Google and Barnes & Noble Team Up to Combat Amazon, My Parents Open Carry, and More

by
Staff
8.7.14

Every day Poets & Writers Magazine scans the headlines—from publishing reports to academic announcements to literary dispatches—for all the news that creative writers need to know. Here are today’s stories:

Google and Barnes & Noble have joined forces to contend with Amazon, taking aim on same-day delivery service of books. Starting today, book buyers in Manhattan, Los Angeles, and the San Francisco Bay Area will have access to same-day deliveries from local Barnes & Noble stores through Google Shopping, the Internet giant's year-old online shopping and delivery service. Amazon announced Wednesday that it plans to expand its own same-day shipping program from four cities to ten. (New York Times, Fortune)

A children’s book published in 2011 advocating gun rights gained attention this week when it was featured on Stephen Colbert’s Colbert Report. The book, My Parents Open Carry, was coauthored by Michigan open-carry advocates Brian Jeffs and Nathan Nephew in an effort to "normalize the idea of carrying a gun" for children. (MSNBC)

John Freeman, the former editor of Granta and former president of the National Book Critics Circle, talks to Publishers Weekly about launching his new anthology series, Freeman’s. 

Teachers and local officials at a library in Washington, D.C., will be giving away more than 2,000 books to children this weekend. The books are being provided by First Book, a D.C.–based nonprofit. (Washington Post)

Meanwhile, a bookstore in Augusta, Georgia, is helping to build a library for a local arts school. Throughout this month, customers at the Book Tavern will be able to purchase books to be donated to the Jessye Norman School of the Arts, which allows students—many of whom are economically disadvantaged—to study fine arts. (Augusta Chronicle)

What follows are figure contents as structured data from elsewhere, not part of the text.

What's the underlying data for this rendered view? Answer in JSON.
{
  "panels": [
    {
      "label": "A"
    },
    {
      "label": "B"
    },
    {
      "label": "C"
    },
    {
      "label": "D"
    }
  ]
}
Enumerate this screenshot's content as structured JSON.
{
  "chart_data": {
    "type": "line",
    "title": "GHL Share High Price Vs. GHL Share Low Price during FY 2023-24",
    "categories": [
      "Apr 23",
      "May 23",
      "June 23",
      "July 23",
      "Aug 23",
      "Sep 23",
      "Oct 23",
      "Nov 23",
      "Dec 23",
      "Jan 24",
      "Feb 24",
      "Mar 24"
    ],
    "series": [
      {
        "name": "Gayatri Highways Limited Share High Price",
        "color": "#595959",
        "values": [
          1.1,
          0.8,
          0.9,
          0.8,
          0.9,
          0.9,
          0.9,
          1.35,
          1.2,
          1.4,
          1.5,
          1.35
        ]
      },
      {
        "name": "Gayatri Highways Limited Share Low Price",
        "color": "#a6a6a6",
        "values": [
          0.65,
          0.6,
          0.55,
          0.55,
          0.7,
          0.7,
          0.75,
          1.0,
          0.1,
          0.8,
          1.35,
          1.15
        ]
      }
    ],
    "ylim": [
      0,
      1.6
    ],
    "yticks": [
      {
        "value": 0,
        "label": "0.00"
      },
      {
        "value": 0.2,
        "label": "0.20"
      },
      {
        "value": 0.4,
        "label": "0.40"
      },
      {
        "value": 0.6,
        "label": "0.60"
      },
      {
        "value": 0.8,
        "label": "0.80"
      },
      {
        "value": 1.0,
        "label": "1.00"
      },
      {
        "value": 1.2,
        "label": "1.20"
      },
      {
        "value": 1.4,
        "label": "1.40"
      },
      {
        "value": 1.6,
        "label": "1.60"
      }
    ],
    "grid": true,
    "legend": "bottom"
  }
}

Carrie Brownstein of Portlandia will complete Nora Ephron's unfinished screenplay for Lost in Austen, a movie based on the eponymous British miniseries about a Brooklynite transported to the fictional world of Pride and Prejudice. (NPR)

E-book subscription service Scribd has redesigned its browser in an effort to make online book-browsing more like a physical bookstore experience. The new browser features virtual shelves, guest-curated collections, and staff picks. (GalleyCat)

Meanwhile, the New York Times debates the value of paid subscription-based e-book services like Scribd, Oyster, and Amazon’s Kindle Unlimited, the newest addition to such platforms vying for the title “the Netflix of Books.”